I ran to the computer and got on EWTN's live feed. I let the boys stay up past naptime to watch the happenings in Rome. Joseph was glued to the screen as I made lunch. I wish I would have snapped a few pictures but we were too enthralled with waiting for the big moment.
After what seemed like HOURS...I was getting so anxious!! They finally announced his name...
Jorge Mario Burgoglio...a name that was unfamiliar in most parts of the world until two days ago. A man whose life changed in an instant. And yet he stood before the crowd in Rome, of hundreds of thousands of people, with such grace and humility. Pope Francis.
It was a strange moment for me. Good strange. As I watched and listened to his first remarks as Holy Father, I felt a deep communion with him. Maybe it seems strange, even to other Catholics, to say that I felt an instant love for him. A knowledge beyond my ability to know, that he is a man who loves the Lord more than he loves his own life. A man that can be trusted and followed.
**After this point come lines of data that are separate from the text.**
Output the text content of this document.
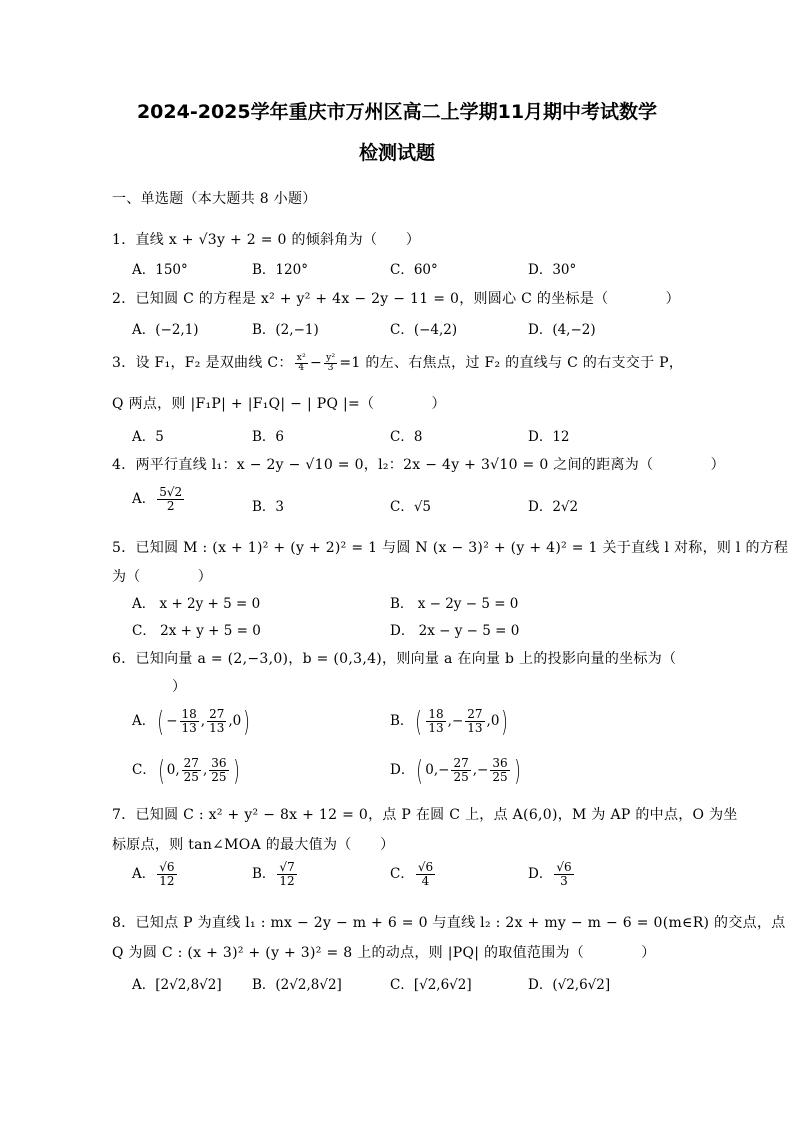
2024-2025学年重庆市万州区高二上学期11月期中考试数学
检测试题
一、单选题（本大题共 8 小题）
1．直线 x + √3y + 2 = 0 的倾斜角为（　　）
A．150°	B．120°	C．60°	D．30°
2．已知圆 C 的方程是 x² + y² + 4x − 2y − 11 = 0，则圆心 C 的坐标是（　　　　）
A．(−2,1)	B．(2,−1)	C．(−4,2)	D．(4,−2)
3．设 F₁，F₂ 是双曲线 C： $\frac{\text{x²}}{4} - \frac{\text{y²}}{3} =1$ 的左、右焦点，过 F₂ 的直线与 C 的右支交于 P，
Q 两点，则 |F₁P| + |F₁Q| − | PQ |=（　　　　）
A．5	B．6	C．8	D．12
4．两平行直线 l₁：x − 2y − √10 = 0，l₂：2x − 4y + 3√10 = 0 之间的距离为（　　　　）
A． $\frac{5√2}{2}$	B．3	C．√5	D．2√2
5．已知圆 M : (x + 1)² + (y + 2)² = 1 与圆 N (x − 3)² + (y + 4)² = 1 关于直线 l 对称，则 l 的方程
为（　　　　）
A． x + 2y + 5 = 0	B． x − 2y − 5 = 0
C． 2x + y + 5 = 0	D． 2x − y − 5 = 0
6．已知向量 a = (2,−3,0)，b = (0,3,4)，则向量 a 在向量 b 上的投影向量的坐标为（
）
A．( − $\frac{18}{13}$ , $\frac{27}{13} ,0$)	B．( $\frac{18}{13}$ ,− $\frac{27}{13} ,0$)
C．( 0, $\frac{27}{25}$ , $\frac{36}{25}$ )	D．( $0,- \frac{27}{25}$ ,− $\frac{36}{25}$ )
7．已知圆 C : x² + y² − 8x + 12 = 0，点 P 在圆 C 上，点 A(6,0)，M 为 AP 的中点，O 为坐
标原点，则 tan∠MOA 的最大值为（　　）
A． $\frac{√6}{12}$	B． $\frac{√7}{12}$	C． $\frac{√6}{4}$	D． $\frac{√6}{3}$
8．已知点 P 为直线 l₁ : mx − 2y − m + 6 = 0 与直线 l₂ : 2x + my − m − 6 = 0(m∈R) 的交点，点
Q 为圆 C : (x + 3)² + (y + 3)² = 8 上的动点，则 |PQ| 的取值范围为（　　　　）
A．[2√2,8√2] B．(2√2,8√2]	C．[√2,6√2]	D．(√2,6√2]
His presence exuded humility and at the same time a great respect for the task the Lord had chosen him to undertake. He seemed surprised, in a very peaceful way. I suppose humble cardinals never picture themselves as pope. But as he asked for our prayers, and led us in the Our Father, Hail Mary, and Glory Be, my eyes filled with tears. Here we were, me and my two boys, sitting in our kitchen, in our little corner of the world praying the same prayers with our new Holy Father.
It was a beautiful moment I will never forget. Maybe it was because this was my first time witnessing a papal election as a Catholic. Maybe it was because I'm a woman and sometimes I like to cry (not entirely unlikely). Or maybe it was because the Holy Spirit was truly at work, and confirming in my heart, "Follow this man. He will show you that giving up your life for Me will make you truly rich".
The more I hear about him, the more I know it is the latter. The simplicity of his life resounds within my soul.
The sense has not gone away yet. I am deeply grateful and excited for our new Pope Francis. May God bless his humility, his love for life, his love for the poor, his obedience to the Lord's call. May he truly be an instrument of inspiration and conversion to Catholics and non-Catholics alike.
In celebration of his election, Sean came home from work early and we went downtown to the "Rally for the Pope" organized by a friend of ours. How fun! Papal flags, gold and white banners flying, bells ringing, people chanting "Fran-ces-co!" It was so exciting. We walked from the steps of the capital to the Cathedral Basilica of the Immaculate Conception just a few blocks away. Many people asked us what we were protesting.
"Nothing! We are celebrating! We have a new Pope!!!"